Now the crisis of the American law school has almost nothing to do with the fact that law schools don’t produce “practice-ready” graduates, whatever that phrase is taken to mean.

Let’s get something straight up front. No amount of “experiential learning” is going to make law grads “practice ready.” It may make them more ready than they would be otherwise, but hardly practice ready. It’s a gross exaggeration perpetuated by a cadre of academics who wouldn’t know practice ready if it bit them in the butt. Why? Because they are no more practice ready than their students, having never actually practiced law. Instead, they exist in an academic cocoon where they pretend among themselves that they would all be famous wealthy biglaw partners if only they weren’t lawprofs. Ah, the sacrifices they make for scholarship.

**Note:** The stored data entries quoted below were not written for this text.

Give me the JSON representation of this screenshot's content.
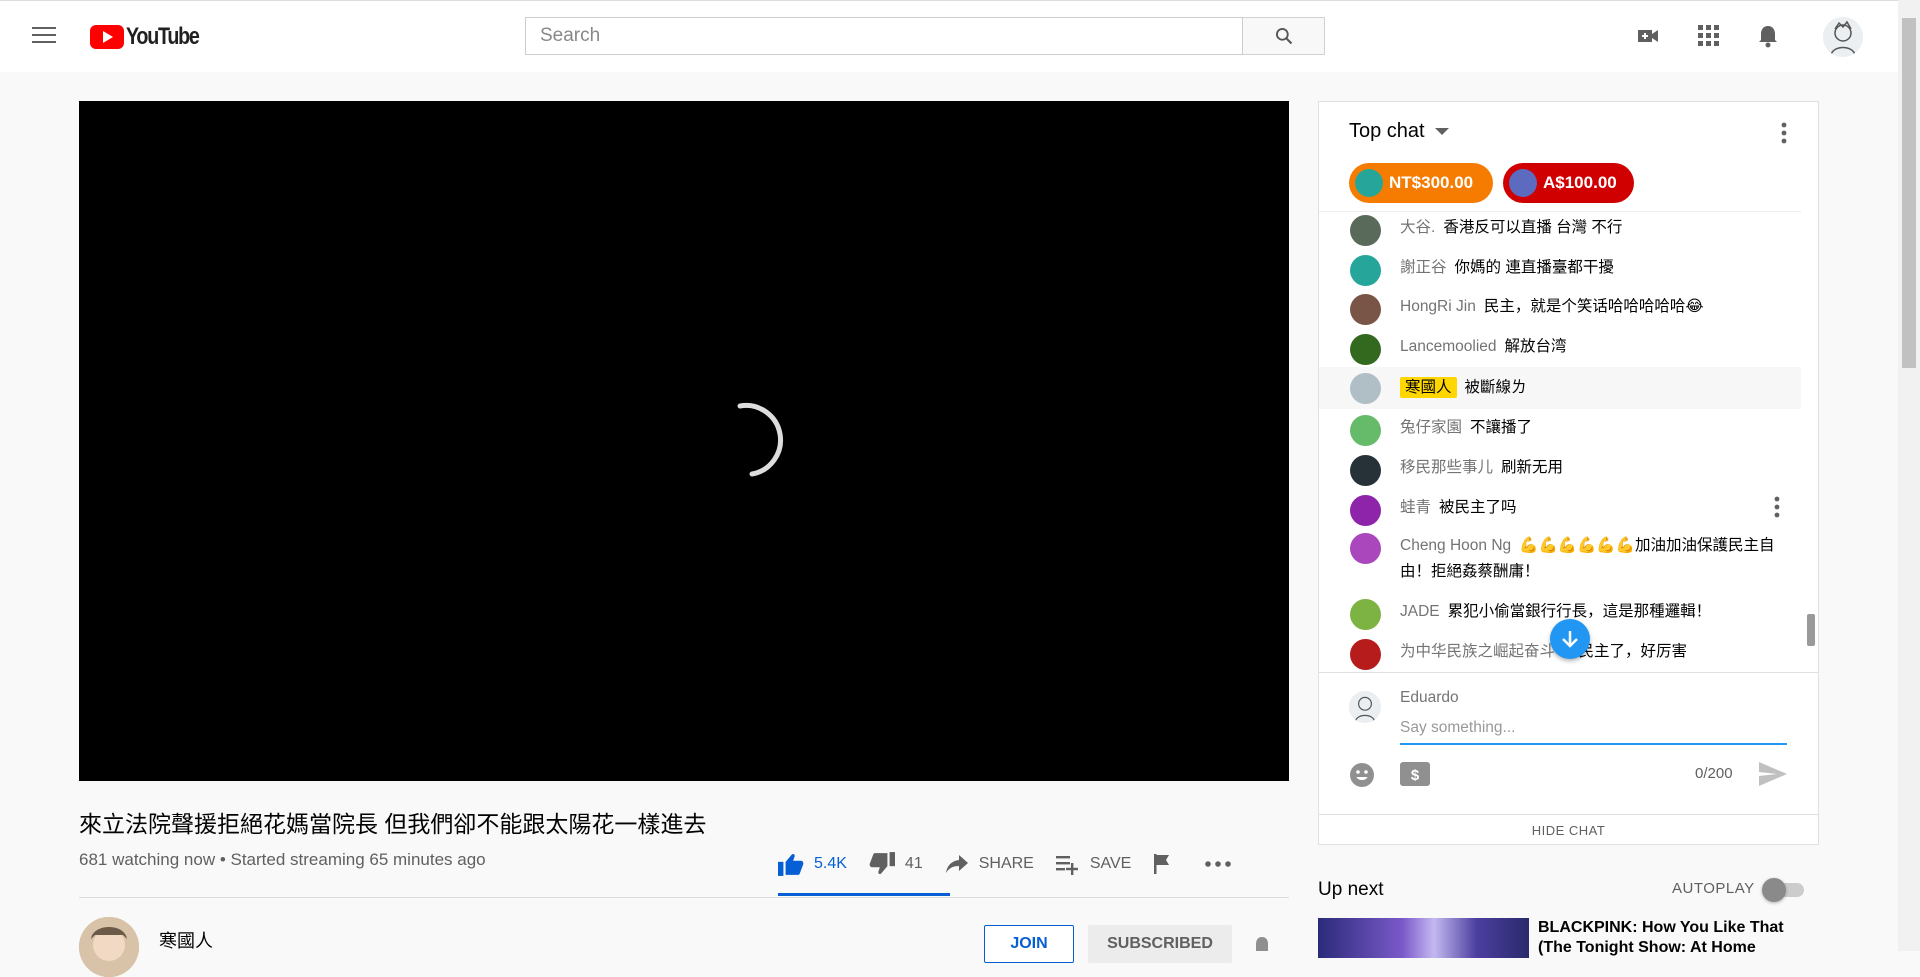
{
  "masthead": {
    "logo_text": "YouTube",
    "search_placeholder": "Search"
  },
  "video": {
    "title": "來立法院聲援拒絕花媽當院長 但我們卻不能跟太陽花一樣進去",
    "meta": "681 watching now • Started streaming 65 minutes ago",
    "likes": "5.4K",
    "dislikes": "41",
    "share_label": "SHARE",
    "save_label": "SAVE"
  },
  "channel": {
    "name": "寒國人",
    "join_label": "JOIN",
    "subscribed_label": "SUBSCRIBED"
  },
  "chat": {
    "header": "Top chat",
    "tickers": [
      {
        "amount": "NT$300.00",
        "color": "#f57c00"
      },
      {
        "amount": "A$100.00",
        "color": "#d00000"
      }
    ],
    "messages": [
      {
        "author": "大谷.",
        "text": "香港反可以直播 台灣 不行",
        "avatar_color": "#5a6a5a"
      },
      {
        "author": "謝正谷",
        "text": "你媽的 連直播臺都干擾",
        "avatar_color": "#26a69a"
      },
      {
        "author": "HongRi Jin",
        "text": "民主，就是个笑话哈哈哈哈哈😂",
        "avatar_color": "#795548"
      },
      {
        "author": "Lancemoolied",
        "text": "解放台湾",
        "avatar_color": "#33691e"
      },
      {
        "author": "寒國人",
        "text": "被斷線ㄌ",
        "avatar_color": "#b0bec5",
        "owner": true
      },
      {
        "author": "兔仔家園",
        "text": "不讓播了",
        "avatar_color": "#66bb6a"
      },
      {
        "author": "移民那些事儿",
        "text": "刷新无用",
        "avatar_color": "#263238"
      },
      {
        "author": "蛙青",
        "text": "被民主了吗",
        "avatar_color": "#8e24aa"
      },
      {
        "author": "Cheng Hoon Ng",
        "text": "💪💪💪💪💪💪加油加油保護民主自由！拒絕姦蔡酬庸！",
        "avatar_color": "#ab47bc"
      },
      {
        "author": "JADE",
        "text": "累犯小偷當銀行行長，這是那種邏輯！",
        "avatar_color": "#7cb342"
      },
      {
        "author": "为中华民族之崛起奋斗",
        "text": "被民主了，好厉害",
        "avatar_color": "#b71c1c"
      }
    ],
    "input": {
      "user_name": "Eduardo",
      "placeholder": "Say something...",
      "char_count": "0/200"
    },
    "hide_label": "HIDE CHAT"
  },
  "up_next": {
    "label": "Up next",
    "autoplay_label": "AUTOPLAY",
    "autoplay_on": false,
    "video_title": "BLACKPINK: How You Like That (The Tonight Show: At Home"
  }
}
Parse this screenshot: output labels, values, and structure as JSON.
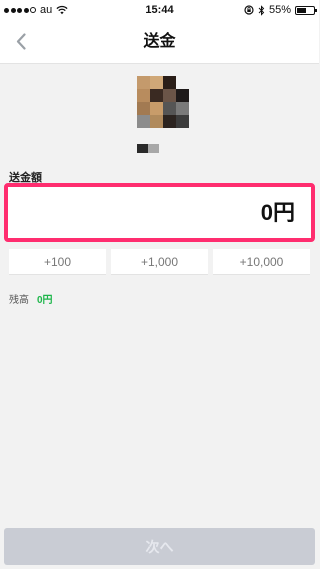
{
  "status_bar": {
    "carrier": "au",
    "time": "15:44",
    "battery": "55%",
    "battery_level": 0.55
  },
  "nav": {
    "title": "送金",
    "back_icon": "chevron-left-icon"
  },
  "form": {
    "amount_label": "送金額",
    "amount_value": "0円",
    "quick_add": [
      "+100",
      "+1,000",
      "+10,000"
    ],
    "balance_label": "残高",
    "balance_value": "0円"
  },
  "actions": {
    "next_label": "次へ"
  },
  "colors": {
    "highlight_border": "#ff2d6f",
    "balance_green": "#1db64a",
    "disabled_button": "#c9ccd4"
  }
}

It is, of course, a wholesale lie. Some might. Most have no chance. And some, if exposed to the real world, would be revealed as frauds for their inability to argue their way out of a paper bag. That’s why they avoid lawyers and surround themselves with sycophants and academic allies, where no one ever tells them (whether because they’re afraid, too polite or similarly myopic*) they just don’t have the chops to be a lawyer.

As Campos points out, this is who law schools hire to provide experiential learning.

Despite the fact that almost every law school this side of New Haven is now slathering its web site and other promotional materials with claims that it provides an impeccably “practical” (as well as, of course, a sophisticated theoretical) legal education to its charges, the vast majority of schools continue to put no value — or indeed place what sometimes appears to be an actively negative value — on hiring faculty who have actually practiced law.

That makes two independent problems with this trendy foray into experiential learning, that they grossly overstate its value and, simultaneously, persist in hiring the least qualified people to teach experiential learning since they have no experience.

The by-product of this was readily seen in the post about Mary Anne Franks, who subsequently took comfort in a sham interview surrounded by only those who wouldn’t mention her failings or lies. And yet, I fully anticipate that her vendetta against the First Amendment will produce the convictions of actual human beings, even if not the ones she wants, because of her woeful ignorance of the real world. And they let her near impressionable students, because they fear her screaming “misogynist” if anyone openly says she’s wearing no clothes.

After running the numbers, Campos says:

If we define an experienced lawyer as someone with more than six years in the practice of law, then American law schools hired far more people this year with advanced degrees in the humanities and social sciences than experienced lawyers.

In sum, leaving aside whether it makes sense for law schools to dedicate more resources to attempting to produce “practice-ready” lawyers, it’s clear that the current tenure-track hiring practices of law schools provide no evidence that law schools are in fact doing so.

Regardless of the silly hype about experiential learning producing practice ready lawyers, the warm bodies at the lectern remain as far away from the reality of law practice as law schools can get. It’s long been my view that every class should incorporate a mix of practical and theoretical learning, but to do so, the prawf must have some footing in the reality of practice or he’s just making crap up.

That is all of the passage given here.